Im Fernsehen wurde mal wieder über Atomkraft diskutiert. Ich bin da immer wieder erstaunt, wie die Befürworter und direkten Nutznießer dieser "Brückentechnologie" plötzlich von einer völlig neuen Diskussion reden, der sich Politik und Gesellschaft stellen müssen. Japan habe sie erschüttert und würde jetzt alles in Frage stellen.

Das Atomkraft nicht sicher ist und ein GAU mehr ist als ein statistisches "Restrisiko" wissen wir seit Tschernobyl. Das wissen auch die Versicherungen, weshalb Atomkraftwerke die einzigen Energielieferanten sind, die nicht versichert sein müssen. Dem relativ geringen Risiko steht im Katastrophenfall ein solch großer Schaden entgegen, dass die notwendige Versicherungsprämie Atomstrom unbezahlbar machen würde. Einfache Mathematik.

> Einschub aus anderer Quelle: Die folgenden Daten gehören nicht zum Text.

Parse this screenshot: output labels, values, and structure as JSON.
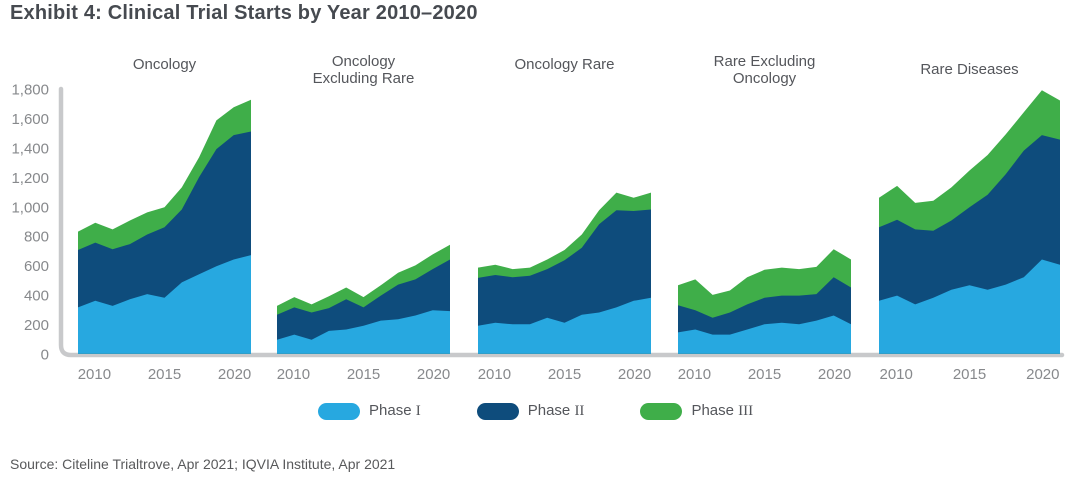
{
  "header": {
    "title": "Exhibit 4: Clinical Trial Starts by Year 2010–2020"
  },
  "footer": {
    "source": "Source: Citeline Trialtrove, Apr 2021; IQVIA Institute, Apr 2021"
  },
  "legend": {
    "items": [
      {
        "word": "Phase",
        "numeral": "I",
        "color": "#27a8e0"
      },
      {
        "word": "Phase",
        "numeral": "II",
        "color": "#0e4c7c"
      },
      {
        "word": "Phase",
        "numeral": "III",
        "color": "#3fae49"
      }
    ]
  },
  "chart_data": {
    "type": "area",
    "stacked": true,
    "title": "Clinical Trial Starts by Year 2010–2020",
    "x": [
      2010,
      2011,
      2012,
      2013,
      2014,
      2015,
      2016,
      2017,
      2018,
      2019,
      2020
    ],
    "x_tick_labels": [
      "2010",
      "2015",
      "2020"
    ],
    "ylim": [
      0,
      1800
    ],
    "y_tick_values": [
      0,
      200,
      400,
      600,
      800,
      1000,
      1200,
      1400,
      1600,
      1800
    ],
    "y_tick_labels": [
      "0",
      "200",
      "400",
      "600",
      "800",
      "1,000",
      "1,200",
      "1,400",
      "1,600",
      "1,800"
    ],
    "grid": false,
    "legend_position": "bottom",
    "series_names": [
      "Phase I",
      "Phase II",
      "Phase III"
    ],
    "colors": {
      "phase_i": "#27a8e0",
      "phase_ii": "#0e4c7c",
      "phase_iii": "#3fae49"
    },
    "panels": [
      {
        "title_lines": [
          "Oncology"
        ],
        "series": [
          {
            "name": "Phase I",
            "values": [
              320,
              365,
              330,
              375,
              410,
              385,
              490,
              545,
              600,
              645,
              675
            ]
          },
          {
            "name": "Phase II",
            "values": [
              390,
              395,
              385,
              375,
              405,
              480,
              495,
              660,
              795,
              845,
              840
            ]
          },
          {
            "name": "Phase III",
            "values": [
              125,
              135,
              135,
              160,
              150,
              135,
              150,
              135,
              195,
              190,
              215
            ]
          }
        ]
      },
      {
        "title_lines": [
          "Oncology",
          "Excluding Rare"
        ],
        "series": [
          {
            "name": "Phase I",
            "values": [
              100,
              135,
              100,
              160,
              170,
              195,
              230,
              240,
              265,
              300,
              295
            ]
          },
          {
            "name": "Phase II",
            "values": [
              170,
              185,
              185,
              155,
              205,
              125,
              170,
              235,
              245,
              280,
              350
            ]
          },
          {
            "name": "Phase III",
            "values": [
              60,
              70,
              55,
              80,
              80,
              70,
              70,
              80,
              95,
              100,
              100
            ]
          }
        ]
      },
      {
        "title_lines": [
          "Oncology Rare"
        ],
        "series": [
          {
            "name": "Phase I",
            "values": [
              195,
              215,
              205,
              205,
              250,
              215,
              270,
              285,
              320,
              365,
              385
            ]
          },
          {
            "name": "Phase II",
            "values": [
              325,
              325,
              320,
              330,
              330,
              425,
              455,
              600,
              660,
              610,
              600
            ]
          },
          {
            "name": "Phase III",
            "values": [
              70,
              70,
              55,
              55,
              65,
              70,
              90,
              95,
              120,
              90,
              115
            ]
          }
        ]
      },
      {
        "title_lines": [
          "Rare Excluding",
          "Oncology"
        ],
        "series": [
          {
            "name": "Phase I",
            "values": [
              150,
              170,
              135,
              135,
              170,
              205,
              215,
              205,
              230,
              265,
              205
            ]
          },
          {
            "name": "Phase II",
            "values": [
              185,
              130,
              115,
              150,
              170,
              180,
              185,
              195,
              180,
              260,
              250
            ]
          },
          {
            "name": "Phase III",
            "values": [
              135,
              210,
              155,
              150,
              185,
              190,
              190,
              180,
              185,
              190,
              190
            ]
          }
        ]
      },
      {
        "title_lines": [
          "Rare Diseases"
        ],
        "series": [
          {
            "name": "Phase I",
            "values": [
              365,
              400,
              340,
              385,
              440,
              470,
              440,
              475,
              525,
              645,
              610
            ]
          },
          {
            "name": "Phase II",
            "values": [
              500,
              515,
              510,
              455,
              470,
              530,
              645,
              750,
              860,
              845,
              850
            ]
          },
          {
            "name": "Phase III",
            "values": [
              200,
              230,
              180,
              205,
              225,
              250,
              270,
              270,
              260,
              305,
              265
            ]
          }
        ]
      }
    ]
  }
}
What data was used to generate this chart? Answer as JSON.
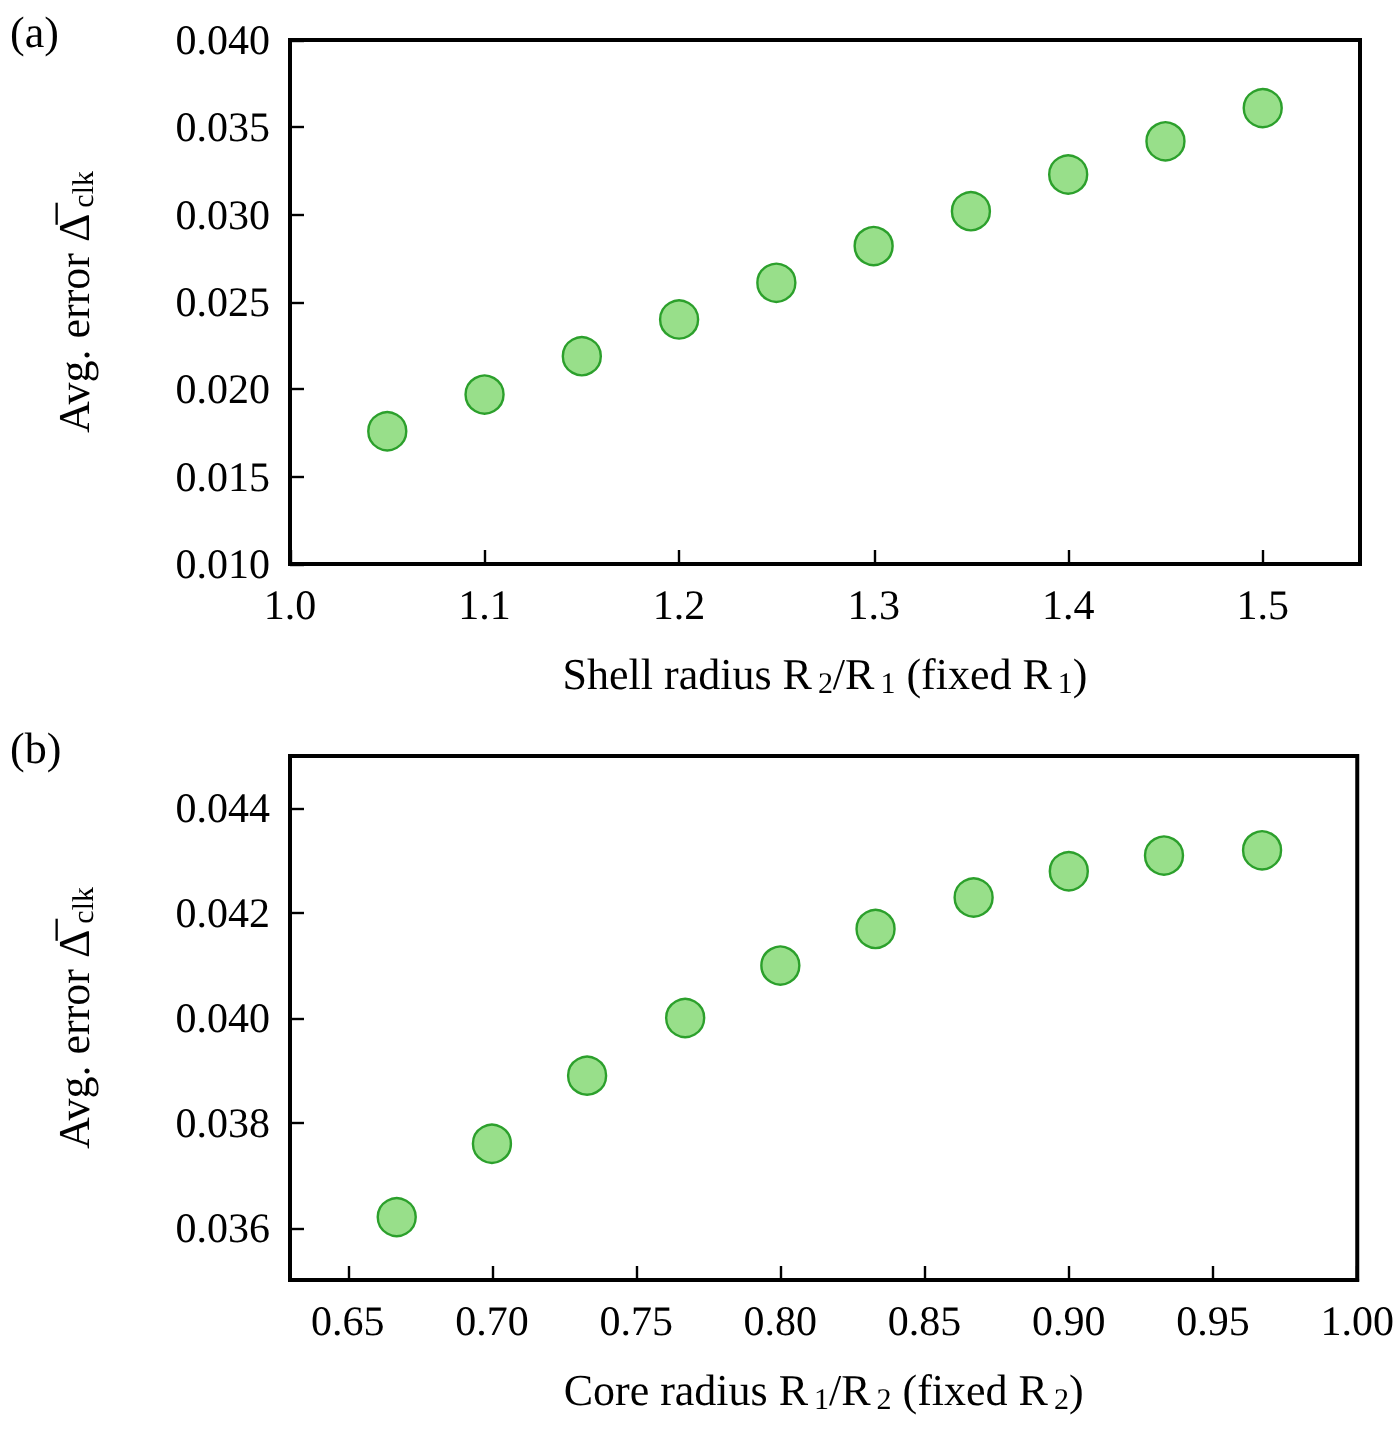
{
  "chart_data": [
    {
      "type": "scatter",
      "title": "(a)",
      "xlabel": "Shell radius R$_{2}$/R$_{1}$ (fixed R$_{1}$)",
      "ylabel": "Avg. error Δ̅$_{clk}$",
      "x": [
        1.05,
        1.1,
        1.15,
        1.2,
        1.25,
        1.3,
        1.35,
        1.4,
        1.45,
        1.5
      ],
      "series": [
        {
          "color": "#98df8a",
          "values": [
            0.0176,
            0.0197,
            0.0219,
            0.024,
            0.0261,
            0.0282,
            0.0302,
            0.0323,
            0.0342,
            0.0361
          ]
        }
      ],
      "xlim": [
        1.0,
        1.55
      ],
      "xticks": [
        {
          "value": 1.0,
          "label": "1.0"
        },
        1.1,
        1.2,
        1.3,
        1.4,
        1.5
      ],
      "ylim": [
        0.01,
        0.04
      ],
      "yticks": [
        {
          "value": 0.01,
          "label": "0.010"
        },
        {
          "value": 0.015,
          "label": "0.015"
        },
        {
          "value": 0.02,
          "label": "0.020"
        },
        {
          "value": 0.025,
          "label": "0.025"
        },
        {
          "value": 0.03,
          "label": "0.030"
        },
        {
          "value": 0.035,
          "label": "0.035"
        },
        {
          "value": 0.04,
          "label": "0.040"
        }
      ],
      "grid": false,
      "marker": "circle"
    },
    {
      "type": "scatter",
      "title": "(b)",
      "xlabel": "Core radius R$_{1}$/R$_{2}$ (fixed R$_{2}$)",
      "ylabel": "Avg. error Δ̅$_{clk}$",
      "x": [
        0.667,
        0.7,
        0.733,
        0.767,
        0.8,
        0.833,
        0.867,
        0.9,
        0.933,
        0.967
      ],
      "series": [
        {
          "color": "#98df8a",
          "values": [
            0.0362,
            0.0376,
            0.0389,
            0.04,
            0.041,
            0.0417,
            0.0423,
            0.0428,
            0.0431,
            0.0432
          ]
        }
      ],
      "xlim": [
        0.63,
        1.0
      ],
      "xticks": [
        {
          "value": 0.65,
          "label": "0.65"
        },
        {
          "value": 0.7,
          "label": "0.70"
        },
        {
          "value": 0.75,
          "label": "0.75"
        },
        {
          "value": 0.8,
          "label": "0.80"
        },
        {
          "value": 0.85,
          "label": "0.85"
        },
        {
          "value": 0.9,
          "label": "0.90"
        },
        {
          "value": 0.95,
          "label": "0.95"
        },
        {
          "value": 1.0,
          "label": "1.00"
        }
      ],
      "ylim": [
        0.035,
        0.045
      ],
      "yticks": [
        {
          "value": 0.036,
          "label": "0.036"
        },
        {
          "value": 0.038,
          "label": "0.038"
        },
        {
          "value": 0.04,
          "label": "0.040"
        },
        {
          "value": 0.042,
          "label": "0.042"
        },
        {
          "value": 0.044,
          "label": "0.044"
        }
      ],
      "grid": false,
      "marker": "circle"
    }
  ]
}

Muss eigentlich erst ein (zweiter) Ernstfall geschehen, damit einige in unserem Land plötzlich aufwachen und merken, dass man umdenken muss? Die Mehrheit unserer Gesellschaft hat schon längst umgedacht und ist nicht bereit, mit dem Restrisiko zu leben. Wir brauchen keinen politisch-gesellschaftlichen Diskurs mehr über das ob, wir müssen jetzt schauen wie wir so schnell wie möglich uns von dieser Geisel befreien.

Und bitte, liebe Laufzeitverlängerer: Hört auf so zu tun, als wärt ihr überrascht.